In too many cases, a leader’s influence is short circuited because of something under the radar – an attitude, behavior, or the way they dress. It’s called “signaling” – or sending a “signal” contrary to what you’re actually saying. Recently, Dan Ariely wrote about it in the Wall Street Journal:
“The large and colorful tail of the male peacock tells the female peacock about his strength and virility (if I can run around carrying this large and difficult tail, just imagine how strong I am). In the same way, we humans are concerned with the signals we send the people around us about who we are. Signaling is part of the reason we buy large homes, dress up in designer clothes and buy particular cars. So the answer to your question is yes. The car that you drive communicates something about you to the world. Does it matter? Yes again, because we are experts at reading these signals and making inferences about the senders.

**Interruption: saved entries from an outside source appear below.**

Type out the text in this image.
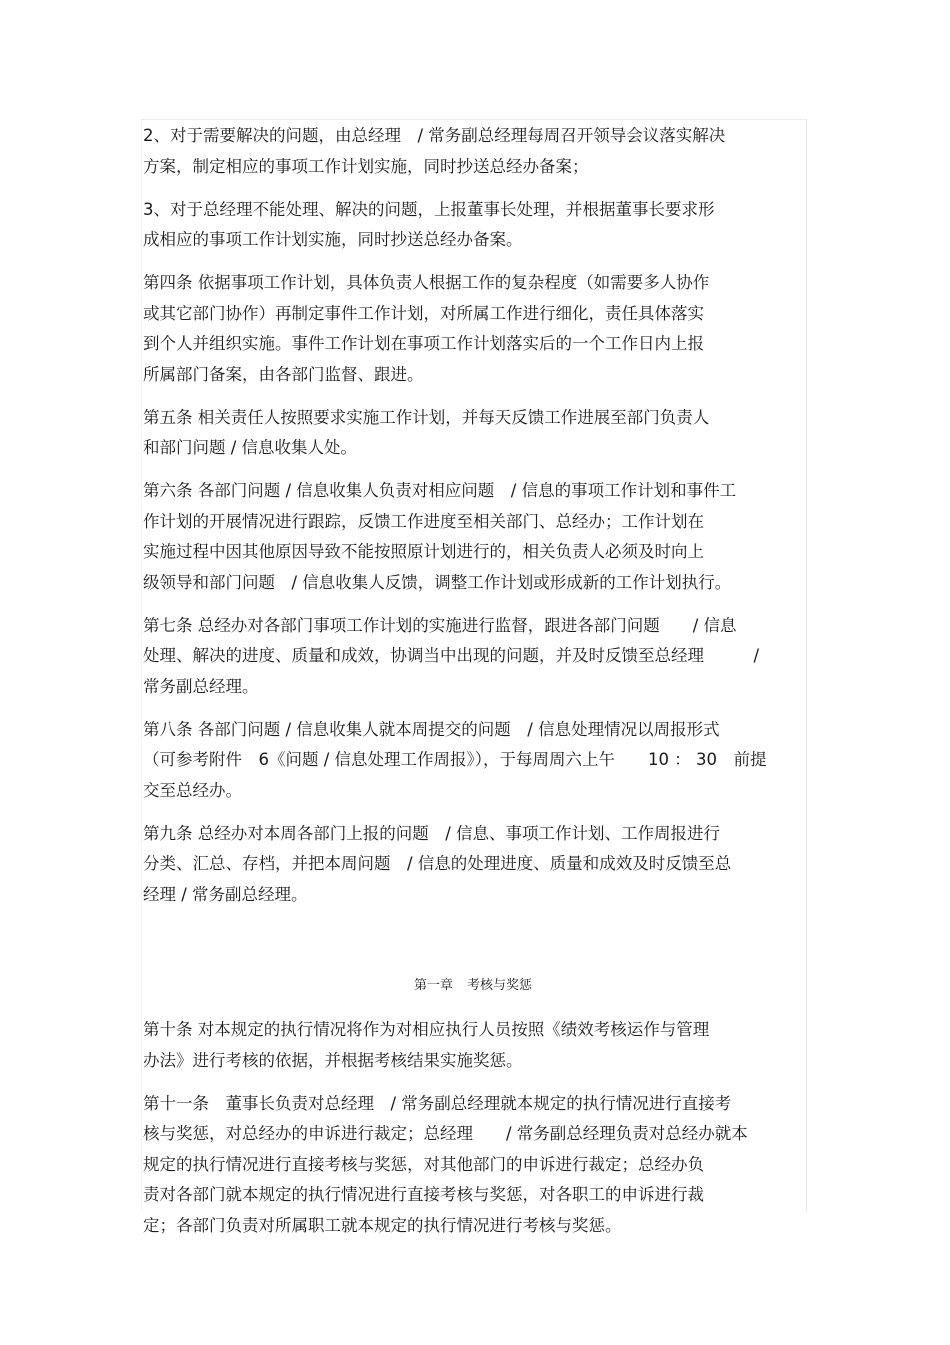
2、对于需要解决的问题，由总经理　/ 常务副总经理每周召开领导会议落实解决
方案，制定相应的事项工作计划实施，同时抄送总经办备案；
3、对于总经理不能处理、解决的问题，上报董事长处理，并根据董事长要求形
成相应的事项工作计划实施，同时抄送总经办备案。
第四条 依据事项工作计划，具体负责人根据工作的复杂程度（如需要多人协作
或其它部门协作）再制定事件工作计划，对所属工作进行细化，责任具体落实
到个人并组织实施。事件工作计划在事项工作计划落实后的一个工作日内上报
所属部门备案，由各部门监督、跟进。
第五条 相关责任人按照要求实施工作计划，并每天反馈工作进展至部门负责人
和部门问题 / 信息收集人处。
第六条 各部门问题 / 信息收集人负责对相应问题　/ 信息的事项工作计划和事件工
作计划的开展情况进行跟踪，反馈工作进度至相关部门、总经办；工作计划在
实施过程中因其他原因导致不能按照原计划进行的，相关负责人必须及时向上
级领导和部门问题　/ 信息收集人反馈，调整工作计划或形成新的工作计划执行。
第七条 总经办对各部门事项工作计划的实施进行监督，跟进各部门问题　　/ 信息
处理、解决的进度、质量和成效，协调当中出现的问题，并及时反馈至总经理　　　/
常务副总经理。
第八条 各部门问题 / 信息收集人就本周提交的问题　/ 信息处理情况以周报形式
（可参考附件　6《问题 / 信息处理工作周报》），于每周周六上午　　10 ： 30　前提
交至总经办。
第九条 总经办对本周各部门上报的问题　/ 信息、事项工作计划、工作周报进行
分类、汇总、存档，并把本周问题　/ 信息的处理进度、质量和成效及时反馈至总
经理 / 常务副总经理。
第一章 考核与奖惩
第十条 对本规定的执行情况将作为对相应执行人员按照《绩效考核运作与管理
办法》进行考核的依据，并根据考核结果实施奖惩。
第十一条　董事长负责对总经理　/ 常务副总经理就本规定的执行情况进行直接考
核与奖惩，对总经办的申诉进行裁定；总经理　　/ 常务副总经理负责对总经办就本
规定的执行情况进行直接考核与奖惩，对其他部门的申诉进行裁定；总经办负
责对各部门就本规定的执行情况进行直接考核与奖惩，对各职工的申诉进行裁
定；各部门负责对所属职工就本规定的执行情况进行考核与奖惩。
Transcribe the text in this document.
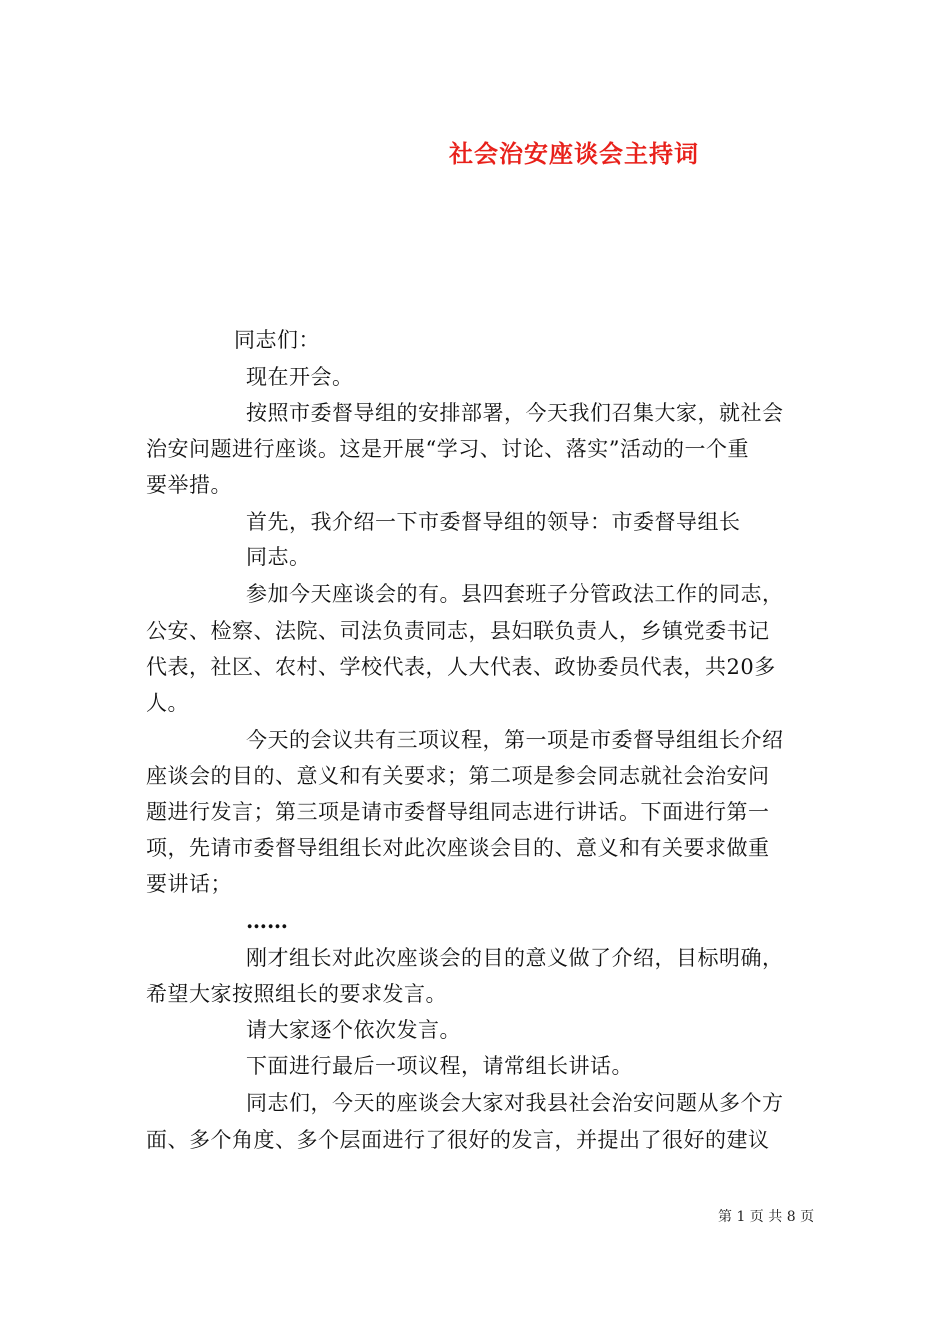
社会治安座谈会主持词
同志们：
现在开会。
按照市委督导组的安排部署，今天我们召集大家，就社会
治安问题进行座谈。这是开展“学习、讨论、落实”活动的一个重
要举措。
首先，我介绍一下市委督导组的领导：市委督导组长
同志。
参加今天座谈会的有。县四套班子分管政法工作的同志，
公安、检察、法院、司法负责同志，县妇联负责人，乡镇党委书记
代表，社区、农村、学校代表，人大代表、政协委员代表，共20多
人。
今天的会议共有三项议程，第一项是市委督导组组长介绍
座谈会的目的、意义和有关要求；第二项是参会同志就社会治安问
题进行发言；第三项是请市委督导组同志进行讲话。下面进行第一
项，先请市委督导组组长对此次座谈会目的、意义和有关要求做重
要讲话；
……
刚才组长对此次座谈会的目的意义做了介绍，目标明确，
希望大家按照组长的要求发言。
请大家逐个依次发言。
下面进行最后一项议程，请常组长讲话。
同志们，今天的座谈会大家对我县社会治安问题从多个方
面、多个角度、多个层面进行了很好的发言，并提出了很好的建议
第 1 页 共 8 页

But some questions remain. What kind of signal do you want to send? The BMW signal or the Prius signal? Maybe the signal that you buy American-made? Maybe you want to get a really old car and show people that you take really good care of it (a more subtle signal, but an interesting one). Another question is whether the cost of the signal (the cost of the car) is worth its signaling value. This depends on the nature of the people you deal with, how well they know you, how often you make first impressions, etc.”
What does this mean for Church or nonprofit leaders? It means that whatever you’re “signaling” to your audience, donors, or customers needs to coincide with your message. Don’t preach about the sanctity of marriage, and then get divorced. Don’t preach about love and then yell at your staff.
Then again, the Bible has been teaching about integrity from day one. The bottom line? Is your behavior, attitudes, style, or other “signals” supporting your message or undercutting it?